Three city surveys show varying opposition to Vancouver's mandatory parking permit

Oct 1 2021, 3:24 pm

Earlier this year, a total of three separate public opinion surveys were conducted by the City of Vancouver over its proposal to implement mandatory overnight parking permits for all residential streets across the city.

An initial survey through the municipal government’s Talk Vancouver public consultation platform saw nearly 19,000 responses, with 80% expressing disapproval for overnight residential permits and just 16% supportive of the policy.

A separate question on the proposed annual pollution charge on new, higher-polluting vehicles (2023+) — in addition to overnight permits — saw 72% opposed and 25% supportive.

Those who were most impacted by the proposed permit completed the open survey in larger numbers, with the single-family dwelling residents accounting for 61% of respondents, 61% of ground-oriented residents at 71%, owner-occupied homes at 67%, car-free households at 5%, and residents who depend on a motor vehicle for their transportation needs at 70%.

According to city staff, the proportions of Talk Vancouver survey participants who live in single-family and ground-oriented homes, and rely on motor vehicles are not reflective of citywide demographics.

Based on the city’s data, the actual portion of city households who live in a single-family dwelling and ground-oriented housing is 15% and 39%, respectively. Car-free households account for 27%, and those who use motor vehicles as their primary mode of transportation is 46%.

At the same time, city staff also commissioned Sentis Market Research to conduct a demographically representative survey, which sought input from 521 people. There were higher levels of support in this second survey, with 50% against and 31% supportive of the overnight permit, and 36% against and 55% supportive of the pollution charge.

A third survey was then commissioned by city staff, as a follow up to the respondents of the second survey conducted by Sentis. It received 390 responses.

According to the city, for the third survey, respondents were gauged on the idea of reducing the base overnight permit fees for low-income households, and shortening the duration of the overnight permit. They also clarified existing vehicles and most new economy vehicles and family vehicles would be exempt from the annual pollution charge.

From these proposed alterations to the strategy, the follow-up Sentis survey with a smaller pool of respondents found marginal opposition to the overnight permit, with 47% against and 45% opposed. The most significant change was in the results for the annual pollution charge — 28% against and 63% opposed.

The follow-up survey led to city staff’s revised scheme for the parking permit strategy, which was revealed earlier this week and will go to Vancouver City Council next week for deliberation and a final decision. If approved by city council, city staff would implement and roll out the permit requirements in early 2022.

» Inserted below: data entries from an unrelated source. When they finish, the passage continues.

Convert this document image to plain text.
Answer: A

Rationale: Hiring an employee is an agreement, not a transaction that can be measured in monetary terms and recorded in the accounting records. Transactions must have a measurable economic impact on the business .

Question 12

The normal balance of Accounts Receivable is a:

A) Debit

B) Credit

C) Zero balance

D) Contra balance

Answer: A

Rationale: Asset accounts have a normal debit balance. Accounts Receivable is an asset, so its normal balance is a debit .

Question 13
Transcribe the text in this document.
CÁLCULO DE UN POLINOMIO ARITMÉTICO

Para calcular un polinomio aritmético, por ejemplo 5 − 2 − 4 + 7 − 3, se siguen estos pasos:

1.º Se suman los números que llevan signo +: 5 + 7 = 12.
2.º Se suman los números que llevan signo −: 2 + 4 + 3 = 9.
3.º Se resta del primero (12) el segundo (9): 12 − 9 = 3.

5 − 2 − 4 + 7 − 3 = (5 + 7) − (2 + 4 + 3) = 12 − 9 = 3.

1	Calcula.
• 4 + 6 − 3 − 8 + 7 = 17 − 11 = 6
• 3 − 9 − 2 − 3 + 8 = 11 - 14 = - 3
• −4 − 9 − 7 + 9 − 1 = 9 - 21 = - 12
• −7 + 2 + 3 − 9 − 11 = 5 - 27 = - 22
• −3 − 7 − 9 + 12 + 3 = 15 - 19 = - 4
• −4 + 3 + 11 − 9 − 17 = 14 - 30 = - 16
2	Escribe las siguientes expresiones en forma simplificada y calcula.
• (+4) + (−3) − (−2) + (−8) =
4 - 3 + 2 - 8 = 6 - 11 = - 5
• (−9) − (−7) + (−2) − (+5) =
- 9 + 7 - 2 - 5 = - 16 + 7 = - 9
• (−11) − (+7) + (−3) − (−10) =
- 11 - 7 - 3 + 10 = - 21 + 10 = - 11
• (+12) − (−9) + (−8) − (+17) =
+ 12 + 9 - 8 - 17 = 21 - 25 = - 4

The new overnight permit regulation would be in effect from 12 pm to 7 am — instead of the previous starting time at 10 pm nightly.

Overnight permits for all streets will be $45.45 including GST annually upon launch, with low-income households paying $5 plus GST per year.

While higher levels of support in the third survey are grounded on the basis of introducing lower fees, it should also be emphasized that past reports to city council and public comments by city staff indicate the municipal government’s intention to transition the initial “low” overnight permit rates to “market rates” within only a few years, which would likely be far higher than the 2022 implementation rates.

In addition to overnight permits for residents, the 2022 plan calls for temporary permits for overnight visitors, with rates of $3 plus GST nightly.

Overnight residential parking permits will be available online, 311 phone hotline, or in-person. For overnight visitor permits, they can be accessed by PaybyPhone or new pay stations installed across Vancouver.

On top of the overnight residential permit, there would be a new annual pollution charge for new, higher-polluting vehicles for models 2023 and newer — starting at $500 for most gas-powered sporty sedans and small SUVs, and up to $1,000 for most gas-powered luxury sports cars, large SUVs, and full-size pick-up trucks. No pollution charge would be applied to all existing vehicles and 2023+ electric-battery, hybrid, and most economy vehicles. Exemptions would be offered for high-polluting vehicles modified for persons requiring a wheelchair or other mobility devices.

Net revenues from the overnight permit and annual pollution charge combined are expected to reach between $40 million and $68 million for the municipal government over four years from 2022 to 2025. City staff state this revenue could cover some of city council’s Climate Emergency Action Plan projects, such as bus-only lanes, signalized pedestrian crossings, additional sidewalk curb ramps, tree plantings, and new electric-battery vehicle chargers.